Removing “hopeless” teeth
In cases where the destruction caused by the caries is so advanced that the tooth cannot be saved, the tooth is removed and an implant, denture, or bridge can be put in place.
Home treatment for toothache
If you suffer from occasional mild toothache, try the following:
If you have sensitivity to cold drinks, try using toothpaste made for sensitive teeth. If your gums have receded (pulled away from the teeth), you may have exposed root surfaces. Toothpaste for sensitive teeth can help protect these areas.
You also should avoid “swishing” any alcoholic beverages, such as wine, which can dry out the roots and make the sensitivity worse. If there’s no change after routinely using toothpaste for sensitive teeth, see your dentist.
The other condition you can attempt to treat at home is dull ache and pressure in your upper teeth and jaw. This can signal a sinus headache, so try an over-the-counter sinus medication. If the pain persists, tell your dentist or doctor.
What is the outcome of dental caries?
If left untreated dental caries slowly eats into the tooth, destroying dentine and weakening the tooth.
As the caries progresses and destroys the dentine, which forms the underlying support for the enamel, the enamel is also endangered. Eventually the dentine support is so weak that the enamel breaks away – and you become aware of a problem due to a broken tooth. If there is a filling next to the area of decay, the filling itself might break, or even fall out.

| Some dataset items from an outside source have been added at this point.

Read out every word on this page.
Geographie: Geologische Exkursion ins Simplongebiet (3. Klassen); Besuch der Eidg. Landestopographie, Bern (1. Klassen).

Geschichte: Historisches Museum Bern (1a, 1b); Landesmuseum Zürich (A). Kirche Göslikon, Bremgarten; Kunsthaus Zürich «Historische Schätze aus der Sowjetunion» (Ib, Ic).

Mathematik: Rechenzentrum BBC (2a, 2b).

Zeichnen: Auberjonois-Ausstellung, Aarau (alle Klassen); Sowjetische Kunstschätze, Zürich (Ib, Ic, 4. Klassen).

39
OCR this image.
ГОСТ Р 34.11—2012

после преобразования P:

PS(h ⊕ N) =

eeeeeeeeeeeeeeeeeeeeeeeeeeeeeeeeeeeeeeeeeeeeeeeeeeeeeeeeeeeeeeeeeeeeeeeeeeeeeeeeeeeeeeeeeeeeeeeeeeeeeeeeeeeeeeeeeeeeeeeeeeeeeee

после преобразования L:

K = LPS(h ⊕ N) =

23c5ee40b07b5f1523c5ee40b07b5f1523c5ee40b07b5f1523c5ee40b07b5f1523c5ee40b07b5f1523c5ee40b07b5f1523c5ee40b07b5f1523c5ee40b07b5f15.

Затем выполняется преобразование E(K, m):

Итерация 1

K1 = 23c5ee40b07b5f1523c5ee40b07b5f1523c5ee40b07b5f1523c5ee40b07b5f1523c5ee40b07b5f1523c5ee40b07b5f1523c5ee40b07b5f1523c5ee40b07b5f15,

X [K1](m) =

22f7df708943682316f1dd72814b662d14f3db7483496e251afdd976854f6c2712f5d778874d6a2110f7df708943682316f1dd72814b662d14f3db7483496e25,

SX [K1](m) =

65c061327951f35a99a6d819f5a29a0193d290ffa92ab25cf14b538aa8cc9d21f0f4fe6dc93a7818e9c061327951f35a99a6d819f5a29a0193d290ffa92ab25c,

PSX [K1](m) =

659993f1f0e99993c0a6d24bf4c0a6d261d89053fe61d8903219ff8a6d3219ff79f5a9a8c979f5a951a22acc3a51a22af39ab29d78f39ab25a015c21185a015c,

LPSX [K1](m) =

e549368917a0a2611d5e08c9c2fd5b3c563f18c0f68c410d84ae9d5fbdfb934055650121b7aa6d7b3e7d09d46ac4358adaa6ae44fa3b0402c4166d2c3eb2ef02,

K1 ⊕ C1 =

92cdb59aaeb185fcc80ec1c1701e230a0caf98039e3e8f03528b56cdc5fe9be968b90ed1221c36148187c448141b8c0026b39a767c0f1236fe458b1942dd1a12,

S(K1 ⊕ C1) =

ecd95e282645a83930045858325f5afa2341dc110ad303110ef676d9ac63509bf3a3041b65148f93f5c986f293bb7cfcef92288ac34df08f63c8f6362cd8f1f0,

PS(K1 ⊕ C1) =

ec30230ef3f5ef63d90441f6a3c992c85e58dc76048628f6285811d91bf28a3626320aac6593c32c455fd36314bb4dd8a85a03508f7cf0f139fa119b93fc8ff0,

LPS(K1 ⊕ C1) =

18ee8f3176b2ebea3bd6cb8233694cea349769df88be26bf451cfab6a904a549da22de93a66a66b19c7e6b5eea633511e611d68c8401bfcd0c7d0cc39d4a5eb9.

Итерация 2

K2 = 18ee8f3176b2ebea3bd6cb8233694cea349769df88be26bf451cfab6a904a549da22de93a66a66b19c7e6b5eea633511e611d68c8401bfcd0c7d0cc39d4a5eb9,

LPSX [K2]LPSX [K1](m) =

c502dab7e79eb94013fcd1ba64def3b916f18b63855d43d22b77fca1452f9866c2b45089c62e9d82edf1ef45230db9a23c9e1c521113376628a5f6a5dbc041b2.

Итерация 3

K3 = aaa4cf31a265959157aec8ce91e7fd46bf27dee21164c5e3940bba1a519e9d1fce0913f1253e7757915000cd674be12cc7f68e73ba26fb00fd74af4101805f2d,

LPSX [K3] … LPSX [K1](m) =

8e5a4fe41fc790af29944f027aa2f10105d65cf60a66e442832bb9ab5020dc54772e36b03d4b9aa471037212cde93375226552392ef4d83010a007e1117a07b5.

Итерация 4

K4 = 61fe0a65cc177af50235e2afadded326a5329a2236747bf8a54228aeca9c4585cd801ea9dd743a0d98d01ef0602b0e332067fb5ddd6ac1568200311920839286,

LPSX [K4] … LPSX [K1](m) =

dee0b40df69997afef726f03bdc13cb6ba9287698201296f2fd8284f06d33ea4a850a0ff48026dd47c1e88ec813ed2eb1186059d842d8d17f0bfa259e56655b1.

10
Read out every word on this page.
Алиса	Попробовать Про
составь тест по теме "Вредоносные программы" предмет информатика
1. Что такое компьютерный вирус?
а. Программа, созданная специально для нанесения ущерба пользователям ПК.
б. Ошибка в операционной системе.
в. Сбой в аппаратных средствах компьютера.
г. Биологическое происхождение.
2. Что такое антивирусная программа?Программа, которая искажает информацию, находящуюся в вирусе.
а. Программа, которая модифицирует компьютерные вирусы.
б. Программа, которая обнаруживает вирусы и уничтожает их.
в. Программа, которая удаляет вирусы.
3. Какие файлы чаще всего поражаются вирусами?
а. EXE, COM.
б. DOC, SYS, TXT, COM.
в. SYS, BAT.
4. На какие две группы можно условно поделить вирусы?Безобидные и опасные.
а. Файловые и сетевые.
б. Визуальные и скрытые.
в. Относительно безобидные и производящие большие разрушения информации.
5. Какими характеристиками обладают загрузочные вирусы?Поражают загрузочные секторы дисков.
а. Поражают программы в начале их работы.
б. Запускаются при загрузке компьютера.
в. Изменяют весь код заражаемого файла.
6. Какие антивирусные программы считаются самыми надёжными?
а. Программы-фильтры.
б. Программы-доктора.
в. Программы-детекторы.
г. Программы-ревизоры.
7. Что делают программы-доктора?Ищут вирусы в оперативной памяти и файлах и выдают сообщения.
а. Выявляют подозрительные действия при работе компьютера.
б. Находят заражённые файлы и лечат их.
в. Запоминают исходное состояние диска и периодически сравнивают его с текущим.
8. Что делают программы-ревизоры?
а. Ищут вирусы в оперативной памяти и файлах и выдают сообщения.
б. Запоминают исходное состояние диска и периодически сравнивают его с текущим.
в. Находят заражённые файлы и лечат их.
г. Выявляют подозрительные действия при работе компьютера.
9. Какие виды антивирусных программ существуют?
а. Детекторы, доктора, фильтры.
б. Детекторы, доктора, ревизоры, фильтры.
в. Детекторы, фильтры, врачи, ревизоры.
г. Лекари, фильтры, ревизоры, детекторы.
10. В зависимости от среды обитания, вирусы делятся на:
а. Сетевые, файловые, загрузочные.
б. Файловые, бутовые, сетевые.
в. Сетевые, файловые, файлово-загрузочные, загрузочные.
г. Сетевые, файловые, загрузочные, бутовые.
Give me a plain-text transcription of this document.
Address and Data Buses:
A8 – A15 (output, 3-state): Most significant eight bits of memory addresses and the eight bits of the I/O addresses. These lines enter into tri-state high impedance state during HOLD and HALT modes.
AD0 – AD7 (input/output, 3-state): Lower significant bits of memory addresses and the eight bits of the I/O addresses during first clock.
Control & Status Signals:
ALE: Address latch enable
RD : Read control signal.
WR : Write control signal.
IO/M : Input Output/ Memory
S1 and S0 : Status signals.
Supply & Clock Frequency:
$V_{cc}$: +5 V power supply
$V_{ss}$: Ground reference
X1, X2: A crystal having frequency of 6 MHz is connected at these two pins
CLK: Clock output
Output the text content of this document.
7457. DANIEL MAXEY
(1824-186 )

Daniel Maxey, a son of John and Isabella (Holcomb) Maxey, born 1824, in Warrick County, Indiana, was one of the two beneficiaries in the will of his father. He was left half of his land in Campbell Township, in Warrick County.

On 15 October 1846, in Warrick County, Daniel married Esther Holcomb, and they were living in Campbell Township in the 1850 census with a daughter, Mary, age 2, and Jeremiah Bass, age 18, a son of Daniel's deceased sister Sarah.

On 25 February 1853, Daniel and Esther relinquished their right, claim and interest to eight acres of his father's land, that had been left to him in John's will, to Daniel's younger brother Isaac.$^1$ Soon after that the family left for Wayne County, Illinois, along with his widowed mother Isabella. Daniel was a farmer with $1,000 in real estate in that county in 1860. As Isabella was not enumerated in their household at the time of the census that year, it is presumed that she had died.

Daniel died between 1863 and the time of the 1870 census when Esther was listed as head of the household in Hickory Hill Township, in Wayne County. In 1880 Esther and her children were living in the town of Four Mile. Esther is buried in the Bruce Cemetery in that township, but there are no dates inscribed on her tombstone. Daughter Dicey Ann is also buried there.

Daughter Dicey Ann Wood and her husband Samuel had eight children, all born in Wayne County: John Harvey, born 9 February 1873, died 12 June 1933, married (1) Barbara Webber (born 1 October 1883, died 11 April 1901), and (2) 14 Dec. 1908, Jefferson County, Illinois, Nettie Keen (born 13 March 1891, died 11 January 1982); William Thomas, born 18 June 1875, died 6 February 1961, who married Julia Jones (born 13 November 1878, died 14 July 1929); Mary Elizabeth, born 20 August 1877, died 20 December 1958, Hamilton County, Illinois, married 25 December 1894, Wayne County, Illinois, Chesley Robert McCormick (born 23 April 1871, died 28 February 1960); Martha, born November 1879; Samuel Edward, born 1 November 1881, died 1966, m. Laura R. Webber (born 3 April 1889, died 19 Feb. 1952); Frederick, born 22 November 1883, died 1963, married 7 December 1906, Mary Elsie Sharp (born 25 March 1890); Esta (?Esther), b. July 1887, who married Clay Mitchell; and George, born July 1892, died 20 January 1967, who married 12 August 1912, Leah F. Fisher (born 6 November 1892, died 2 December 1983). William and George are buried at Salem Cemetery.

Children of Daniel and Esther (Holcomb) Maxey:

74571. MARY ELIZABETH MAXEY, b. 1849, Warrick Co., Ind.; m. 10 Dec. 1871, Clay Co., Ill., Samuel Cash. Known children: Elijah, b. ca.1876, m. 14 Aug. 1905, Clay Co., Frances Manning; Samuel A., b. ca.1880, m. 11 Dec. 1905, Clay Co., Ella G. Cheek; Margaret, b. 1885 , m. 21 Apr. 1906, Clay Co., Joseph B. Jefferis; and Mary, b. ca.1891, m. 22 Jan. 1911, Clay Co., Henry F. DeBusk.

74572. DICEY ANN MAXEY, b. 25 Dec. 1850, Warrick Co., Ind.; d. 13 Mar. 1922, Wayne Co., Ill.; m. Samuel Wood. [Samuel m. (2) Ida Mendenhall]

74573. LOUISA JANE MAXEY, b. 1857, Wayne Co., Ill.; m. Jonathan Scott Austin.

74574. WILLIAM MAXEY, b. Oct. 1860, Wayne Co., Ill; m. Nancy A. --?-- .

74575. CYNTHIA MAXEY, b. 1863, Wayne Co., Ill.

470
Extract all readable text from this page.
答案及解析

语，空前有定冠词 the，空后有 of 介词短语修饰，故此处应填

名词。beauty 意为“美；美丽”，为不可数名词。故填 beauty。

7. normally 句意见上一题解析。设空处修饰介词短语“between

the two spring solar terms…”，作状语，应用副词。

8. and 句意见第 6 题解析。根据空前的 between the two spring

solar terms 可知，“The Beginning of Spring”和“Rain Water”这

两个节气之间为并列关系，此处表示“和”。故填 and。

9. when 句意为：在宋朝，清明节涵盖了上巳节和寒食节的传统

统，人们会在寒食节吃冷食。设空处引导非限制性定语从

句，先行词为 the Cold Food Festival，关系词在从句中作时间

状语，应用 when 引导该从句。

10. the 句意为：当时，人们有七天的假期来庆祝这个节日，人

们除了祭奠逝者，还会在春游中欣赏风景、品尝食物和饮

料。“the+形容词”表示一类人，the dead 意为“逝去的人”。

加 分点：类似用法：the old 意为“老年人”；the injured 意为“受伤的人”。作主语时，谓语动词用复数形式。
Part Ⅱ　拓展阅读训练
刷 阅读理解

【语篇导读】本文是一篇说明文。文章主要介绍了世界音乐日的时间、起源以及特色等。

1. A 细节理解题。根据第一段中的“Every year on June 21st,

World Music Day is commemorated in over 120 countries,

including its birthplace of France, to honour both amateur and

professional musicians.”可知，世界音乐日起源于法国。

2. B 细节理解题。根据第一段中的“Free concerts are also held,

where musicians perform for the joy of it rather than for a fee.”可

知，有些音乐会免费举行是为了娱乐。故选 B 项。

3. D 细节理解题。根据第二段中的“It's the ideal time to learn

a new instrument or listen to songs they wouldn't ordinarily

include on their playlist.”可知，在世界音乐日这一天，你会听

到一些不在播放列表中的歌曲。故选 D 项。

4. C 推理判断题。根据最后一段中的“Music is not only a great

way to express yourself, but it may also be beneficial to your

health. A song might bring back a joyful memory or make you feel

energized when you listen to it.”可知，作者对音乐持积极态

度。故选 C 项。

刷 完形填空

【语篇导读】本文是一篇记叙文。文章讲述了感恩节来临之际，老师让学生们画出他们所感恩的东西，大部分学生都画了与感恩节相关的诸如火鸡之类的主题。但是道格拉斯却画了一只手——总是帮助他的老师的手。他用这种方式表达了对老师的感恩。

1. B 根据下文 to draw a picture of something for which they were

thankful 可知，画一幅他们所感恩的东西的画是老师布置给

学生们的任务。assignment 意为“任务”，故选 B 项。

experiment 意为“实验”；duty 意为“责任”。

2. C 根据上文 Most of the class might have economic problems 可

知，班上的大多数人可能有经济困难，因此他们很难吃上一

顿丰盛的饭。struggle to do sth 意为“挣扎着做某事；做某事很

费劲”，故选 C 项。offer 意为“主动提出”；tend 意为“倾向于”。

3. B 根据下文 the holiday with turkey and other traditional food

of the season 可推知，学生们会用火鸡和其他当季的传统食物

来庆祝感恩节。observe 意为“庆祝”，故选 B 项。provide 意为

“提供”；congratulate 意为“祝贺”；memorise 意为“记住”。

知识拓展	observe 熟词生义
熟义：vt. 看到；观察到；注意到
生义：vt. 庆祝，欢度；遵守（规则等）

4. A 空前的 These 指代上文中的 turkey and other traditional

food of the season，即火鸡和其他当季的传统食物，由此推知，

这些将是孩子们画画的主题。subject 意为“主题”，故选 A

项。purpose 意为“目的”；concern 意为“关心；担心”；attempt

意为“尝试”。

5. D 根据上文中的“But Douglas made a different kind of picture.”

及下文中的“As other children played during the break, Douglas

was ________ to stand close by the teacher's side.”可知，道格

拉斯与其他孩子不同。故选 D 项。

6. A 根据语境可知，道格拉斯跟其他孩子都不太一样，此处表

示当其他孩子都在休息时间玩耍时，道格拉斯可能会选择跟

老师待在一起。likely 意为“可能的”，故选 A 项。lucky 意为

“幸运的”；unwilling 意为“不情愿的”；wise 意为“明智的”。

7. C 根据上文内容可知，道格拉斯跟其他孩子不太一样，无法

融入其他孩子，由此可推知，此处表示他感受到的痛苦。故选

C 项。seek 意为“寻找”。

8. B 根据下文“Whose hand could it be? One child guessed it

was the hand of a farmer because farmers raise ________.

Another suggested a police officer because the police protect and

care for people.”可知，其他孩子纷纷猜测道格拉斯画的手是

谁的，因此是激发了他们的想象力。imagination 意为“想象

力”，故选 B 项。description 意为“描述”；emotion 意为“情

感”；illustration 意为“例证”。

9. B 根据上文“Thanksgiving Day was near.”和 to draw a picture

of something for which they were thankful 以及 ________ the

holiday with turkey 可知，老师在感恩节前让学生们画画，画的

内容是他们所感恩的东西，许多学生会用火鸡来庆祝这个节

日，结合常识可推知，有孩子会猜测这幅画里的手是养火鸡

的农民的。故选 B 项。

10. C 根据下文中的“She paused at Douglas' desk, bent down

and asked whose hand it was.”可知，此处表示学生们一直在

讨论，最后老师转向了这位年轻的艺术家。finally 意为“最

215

The deeper the caries progresses into the dentine, the greater the danger is of the nerve and blood vessels becoming infected with the bacteria causing the caries. Often this is accompanied by toothache (or hot and cold sensitivity), which disappears after a day or two. However, easing of these symptoms does not indicate that the problem has resolved. Once the pulp is infected, the pain invariably returns, has a greater intensity and stays, and the only way to save the tooth is to perform root canal treatment.
When to call the dentist
Most types of toothache require a trip to the dentist. See your dentist if you experience any of the following:
Sharp pain when you bite down on food.
Lingering pain after you eat hot or cold foods.
Constant and severe pain.
Chronic pain in your head, neck, or ear.